Dans le hall, c’est toujours le brouhaha. Les infirmiers crient des noms de toutes parts. « Na pa kone kot pou ale. Zot nek dir ou atann. Nom lamem pa tande », déplorent les patients. Au bout d’une quinzaine de minutes d’attente, enfin, le patient est ausculté.
Certains médecins sont gentils, d’autres…
Si certains médecins, forts gentils et attentionnés, prennent le temps d’expliquer à leurs patients ce qu’il en est de l’état de leurs yeux, d’autres sont expéditifs. Aucun signe de politesse, et encore moins d’information. En moins de cinq minutes, le patient reçoit sa prescription pour la pharmacie, ou encore une fois il a droit à une longue file d’attente, avant de revenir au comptoir, le même où il a passé des heures pour soumettre sa carte de rendez-vous plus tôt, pour prendre un autre rendez-vous. Et encore une fois, dans la pagaille, entre ceux qui viennent d’arriver et d’autres qui attendent pour partir, il faut attendre que le dossier qui était chez le médecin arrive au guichet avant d’obtenir un nouveau rendez-vous.
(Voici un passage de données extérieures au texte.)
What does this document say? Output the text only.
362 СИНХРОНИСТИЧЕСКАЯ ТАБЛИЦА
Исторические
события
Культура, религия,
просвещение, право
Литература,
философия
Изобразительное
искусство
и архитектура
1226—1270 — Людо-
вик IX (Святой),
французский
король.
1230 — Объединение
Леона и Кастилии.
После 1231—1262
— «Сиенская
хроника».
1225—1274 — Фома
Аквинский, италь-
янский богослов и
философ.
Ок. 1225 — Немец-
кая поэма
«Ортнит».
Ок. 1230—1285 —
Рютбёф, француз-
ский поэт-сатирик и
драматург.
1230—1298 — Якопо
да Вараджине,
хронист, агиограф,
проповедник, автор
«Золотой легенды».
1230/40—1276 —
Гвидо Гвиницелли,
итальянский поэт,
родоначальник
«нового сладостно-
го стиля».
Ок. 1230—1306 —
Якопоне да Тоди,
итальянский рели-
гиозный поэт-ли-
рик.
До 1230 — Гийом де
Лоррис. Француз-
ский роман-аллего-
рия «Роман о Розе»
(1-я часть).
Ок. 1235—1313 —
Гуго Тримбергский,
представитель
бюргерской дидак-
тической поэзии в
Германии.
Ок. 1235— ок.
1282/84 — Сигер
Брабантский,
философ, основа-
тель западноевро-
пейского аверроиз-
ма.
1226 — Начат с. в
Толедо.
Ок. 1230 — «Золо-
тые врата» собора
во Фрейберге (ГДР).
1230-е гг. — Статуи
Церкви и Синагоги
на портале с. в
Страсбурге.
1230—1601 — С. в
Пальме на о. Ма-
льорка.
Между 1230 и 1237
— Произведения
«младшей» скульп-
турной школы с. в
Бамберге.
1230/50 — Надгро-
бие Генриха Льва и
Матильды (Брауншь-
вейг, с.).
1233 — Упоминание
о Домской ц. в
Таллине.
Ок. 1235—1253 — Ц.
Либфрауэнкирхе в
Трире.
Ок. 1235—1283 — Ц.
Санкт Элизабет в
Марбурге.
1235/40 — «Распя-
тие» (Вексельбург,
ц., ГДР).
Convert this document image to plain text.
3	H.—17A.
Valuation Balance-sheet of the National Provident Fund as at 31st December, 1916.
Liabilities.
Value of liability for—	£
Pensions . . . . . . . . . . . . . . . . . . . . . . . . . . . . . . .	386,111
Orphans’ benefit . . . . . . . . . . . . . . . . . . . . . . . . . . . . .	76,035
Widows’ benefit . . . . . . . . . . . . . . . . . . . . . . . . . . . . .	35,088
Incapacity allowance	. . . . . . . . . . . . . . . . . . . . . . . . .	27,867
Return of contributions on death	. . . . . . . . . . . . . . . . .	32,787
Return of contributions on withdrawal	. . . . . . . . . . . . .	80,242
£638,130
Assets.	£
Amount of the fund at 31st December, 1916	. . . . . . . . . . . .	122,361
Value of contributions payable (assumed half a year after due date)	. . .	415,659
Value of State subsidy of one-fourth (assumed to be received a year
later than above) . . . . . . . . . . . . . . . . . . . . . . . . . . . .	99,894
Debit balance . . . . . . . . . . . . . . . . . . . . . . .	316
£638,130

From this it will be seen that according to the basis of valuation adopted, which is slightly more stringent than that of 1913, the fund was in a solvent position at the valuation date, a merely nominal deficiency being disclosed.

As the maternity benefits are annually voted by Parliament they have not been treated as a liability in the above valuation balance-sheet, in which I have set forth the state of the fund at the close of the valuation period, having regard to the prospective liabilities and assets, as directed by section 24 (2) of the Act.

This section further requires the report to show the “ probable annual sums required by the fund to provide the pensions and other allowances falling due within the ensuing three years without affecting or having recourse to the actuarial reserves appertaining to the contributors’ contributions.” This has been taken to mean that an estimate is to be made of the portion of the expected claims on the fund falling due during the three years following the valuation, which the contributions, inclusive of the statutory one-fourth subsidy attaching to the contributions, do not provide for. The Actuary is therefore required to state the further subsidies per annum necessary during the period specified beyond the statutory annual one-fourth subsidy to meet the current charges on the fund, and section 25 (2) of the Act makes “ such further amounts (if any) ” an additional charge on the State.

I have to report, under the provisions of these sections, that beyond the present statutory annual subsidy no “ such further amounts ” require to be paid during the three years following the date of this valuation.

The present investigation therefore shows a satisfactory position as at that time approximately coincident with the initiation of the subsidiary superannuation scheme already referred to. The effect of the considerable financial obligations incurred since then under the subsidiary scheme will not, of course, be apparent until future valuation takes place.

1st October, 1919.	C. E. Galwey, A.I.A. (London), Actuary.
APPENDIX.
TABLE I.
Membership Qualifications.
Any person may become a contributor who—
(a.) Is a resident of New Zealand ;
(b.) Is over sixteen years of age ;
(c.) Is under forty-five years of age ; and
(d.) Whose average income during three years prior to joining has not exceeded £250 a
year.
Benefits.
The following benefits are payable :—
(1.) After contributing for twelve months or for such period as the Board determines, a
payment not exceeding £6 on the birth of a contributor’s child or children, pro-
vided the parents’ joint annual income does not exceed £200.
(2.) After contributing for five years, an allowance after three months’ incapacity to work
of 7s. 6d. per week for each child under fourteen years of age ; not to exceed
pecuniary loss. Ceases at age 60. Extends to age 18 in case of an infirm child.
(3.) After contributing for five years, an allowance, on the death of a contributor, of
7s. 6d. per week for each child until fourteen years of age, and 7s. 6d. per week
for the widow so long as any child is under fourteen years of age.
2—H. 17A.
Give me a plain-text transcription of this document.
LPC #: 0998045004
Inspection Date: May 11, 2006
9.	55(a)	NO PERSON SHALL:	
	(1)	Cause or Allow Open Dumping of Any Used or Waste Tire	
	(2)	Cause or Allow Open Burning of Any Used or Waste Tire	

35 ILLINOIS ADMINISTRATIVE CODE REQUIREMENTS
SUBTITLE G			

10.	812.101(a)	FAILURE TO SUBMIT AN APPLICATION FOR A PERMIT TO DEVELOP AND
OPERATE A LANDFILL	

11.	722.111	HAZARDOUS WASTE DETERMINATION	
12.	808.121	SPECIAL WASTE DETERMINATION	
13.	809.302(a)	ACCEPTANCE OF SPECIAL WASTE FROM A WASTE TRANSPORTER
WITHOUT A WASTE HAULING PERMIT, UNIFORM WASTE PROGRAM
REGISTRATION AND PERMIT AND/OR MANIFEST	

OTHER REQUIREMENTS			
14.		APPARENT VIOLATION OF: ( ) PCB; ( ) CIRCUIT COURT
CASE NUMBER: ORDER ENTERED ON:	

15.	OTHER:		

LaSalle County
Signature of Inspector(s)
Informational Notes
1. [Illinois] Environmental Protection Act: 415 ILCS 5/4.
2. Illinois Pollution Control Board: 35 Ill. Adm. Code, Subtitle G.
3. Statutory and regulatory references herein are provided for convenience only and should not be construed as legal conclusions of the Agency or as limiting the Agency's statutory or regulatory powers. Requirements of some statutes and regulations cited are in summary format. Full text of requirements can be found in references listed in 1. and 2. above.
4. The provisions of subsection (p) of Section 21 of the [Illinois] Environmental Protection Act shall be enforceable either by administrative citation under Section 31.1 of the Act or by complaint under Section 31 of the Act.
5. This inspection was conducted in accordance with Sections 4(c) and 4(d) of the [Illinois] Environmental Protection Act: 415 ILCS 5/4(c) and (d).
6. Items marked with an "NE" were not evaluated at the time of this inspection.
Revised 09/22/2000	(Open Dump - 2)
« Kifer pena lord dan lopital Moka ? » demandent les patients qui s’interrogent d’ailleurs de ce qu’il est advenu du projet de E-Health initié en 2016 dans certains hôpitaux, dont le S. Bharati Eye Hospital. D’autant que la lenteur de la mise en place de ce projet pour lequel le ministère de la Santé dispose d’une enveloppe de Rs 62 millions a été décriée par le Bureau de l’Audit en 2020.